Хенрик и Серафима живут рядом, через дорогу. Вечером они никогда не закрывают ставен и не задергивают шторы, их мансарда выше тех, что напротив. И они могут вдоволь смотреть на закаты, – занятие, любимое мною с детства. «Ну, что, опять?», – качала головой мама, когда ясными вечерами, а таких было много в нашей местности, я отправлялся на чердак, чтобы, пробравшись между влажными и холодными соседскими простынями, приникнуть к круглому окошечку и смотреть, как солнце из раза в раз исчезает за горизонтом. И всегда, напрягая глаза до боли, я пытался удержать его над землей или, поправ законы оптики, последовать за ним взглядом, как если бы в мой мозг была вмонтирована фотокамера с видоискателем.

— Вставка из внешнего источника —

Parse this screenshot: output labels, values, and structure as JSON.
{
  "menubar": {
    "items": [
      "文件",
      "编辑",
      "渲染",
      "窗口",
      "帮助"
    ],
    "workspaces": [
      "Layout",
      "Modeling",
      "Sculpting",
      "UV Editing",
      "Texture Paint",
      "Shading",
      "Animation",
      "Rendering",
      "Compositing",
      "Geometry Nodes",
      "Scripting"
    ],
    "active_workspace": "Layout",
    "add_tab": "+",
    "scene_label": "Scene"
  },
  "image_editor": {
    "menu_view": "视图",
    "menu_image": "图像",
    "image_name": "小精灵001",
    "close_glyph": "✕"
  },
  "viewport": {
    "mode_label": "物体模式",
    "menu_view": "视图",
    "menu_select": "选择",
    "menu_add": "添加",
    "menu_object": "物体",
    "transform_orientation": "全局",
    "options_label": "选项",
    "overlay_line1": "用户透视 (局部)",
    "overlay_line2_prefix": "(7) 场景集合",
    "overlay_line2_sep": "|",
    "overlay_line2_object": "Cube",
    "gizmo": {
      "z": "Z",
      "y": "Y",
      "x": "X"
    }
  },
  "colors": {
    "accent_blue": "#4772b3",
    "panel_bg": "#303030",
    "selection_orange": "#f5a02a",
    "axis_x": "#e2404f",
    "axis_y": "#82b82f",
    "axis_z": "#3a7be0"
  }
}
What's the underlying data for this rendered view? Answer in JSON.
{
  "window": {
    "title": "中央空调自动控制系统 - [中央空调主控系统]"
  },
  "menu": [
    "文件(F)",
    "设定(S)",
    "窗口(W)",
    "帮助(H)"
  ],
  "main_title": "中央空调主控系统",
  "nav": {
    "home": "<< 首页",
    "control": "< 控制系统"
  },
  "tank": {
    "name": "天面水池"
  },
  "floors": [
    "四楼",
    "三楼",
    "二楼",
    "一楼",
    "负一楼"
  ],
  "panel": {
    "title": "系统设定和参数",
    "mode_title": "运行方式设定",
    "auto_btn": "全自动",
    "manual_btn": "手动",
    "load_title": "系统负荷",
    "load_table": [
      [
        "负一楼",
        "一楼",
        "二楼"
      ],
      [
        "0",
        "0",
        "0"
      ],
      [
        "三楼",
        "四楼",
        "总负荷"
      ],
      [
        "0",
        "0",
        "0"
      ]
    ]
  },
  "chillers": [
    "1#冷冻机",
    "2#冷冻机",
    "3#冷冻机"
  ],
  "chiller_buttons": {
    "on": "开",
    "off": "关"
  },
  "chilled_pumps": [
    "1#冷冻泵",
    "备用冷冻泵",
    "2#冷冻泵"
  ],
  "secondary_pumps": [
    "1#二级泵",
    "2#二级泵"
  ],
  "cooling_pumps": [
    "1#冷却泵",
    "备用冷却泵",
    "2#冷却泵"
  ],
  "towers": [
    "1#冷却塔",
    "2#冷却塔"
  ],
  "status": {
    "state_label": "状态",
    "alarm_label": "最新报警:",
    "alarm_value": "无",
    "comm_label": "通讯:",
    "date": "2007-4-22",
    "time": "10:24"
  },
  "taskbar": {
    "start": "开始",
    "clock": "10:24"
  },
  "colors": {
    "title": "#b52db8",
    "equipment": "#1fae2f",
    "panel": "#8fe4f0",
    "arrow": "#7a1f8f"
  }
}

На моем третьем этаже, мне не хватает этих закатов. Порой не хватает и косого солнечного луча, пересекающего комнату. Впрочем, возвращаюсь я, как правило, ближе к ночи. Остальное время просто шатаюсь. В этих бесконечных прогулках есть что-то томительное, ищущее своего разрешения. Иногда я чувствую себя настолько переполненным, что слезы наворачиваются на глаза. Вчера пожилая дама, сидевшая в кафе за соседним столиком, спросила, не нуждаюсь ли я в помощи. Я ответил, что совершенно счастлив, и она приветственным жестом приподняла чашечку с кофе.
«Наверное, американка», – заметил Хенрик. Его и раньше нельзя было назвать романтиком. А еще он сказал, что на деньги, которые будет присылать мне мать, сдавая часть нашей люблинской квартиры, далеко не уедешь. «Но ничего, – сказал он, – работа в этом городе для тебя найдется, ты же у нас полиглот». Действительно, в моей семье традиционно говорили на польском, русском, а также на идише. Потом я добавил к этому неплохой французский.
И еще Хенрик обещал, что, когда у меня наберется стихов на книжку, на такую книжку, которую я сам хотел бы видеть, то преференции в его типографии мне обеспечены. А вчера он дал мне адрес кафе, того, где мы встретились сегодня вечером, и уточнил: «Это возле улицы Сены».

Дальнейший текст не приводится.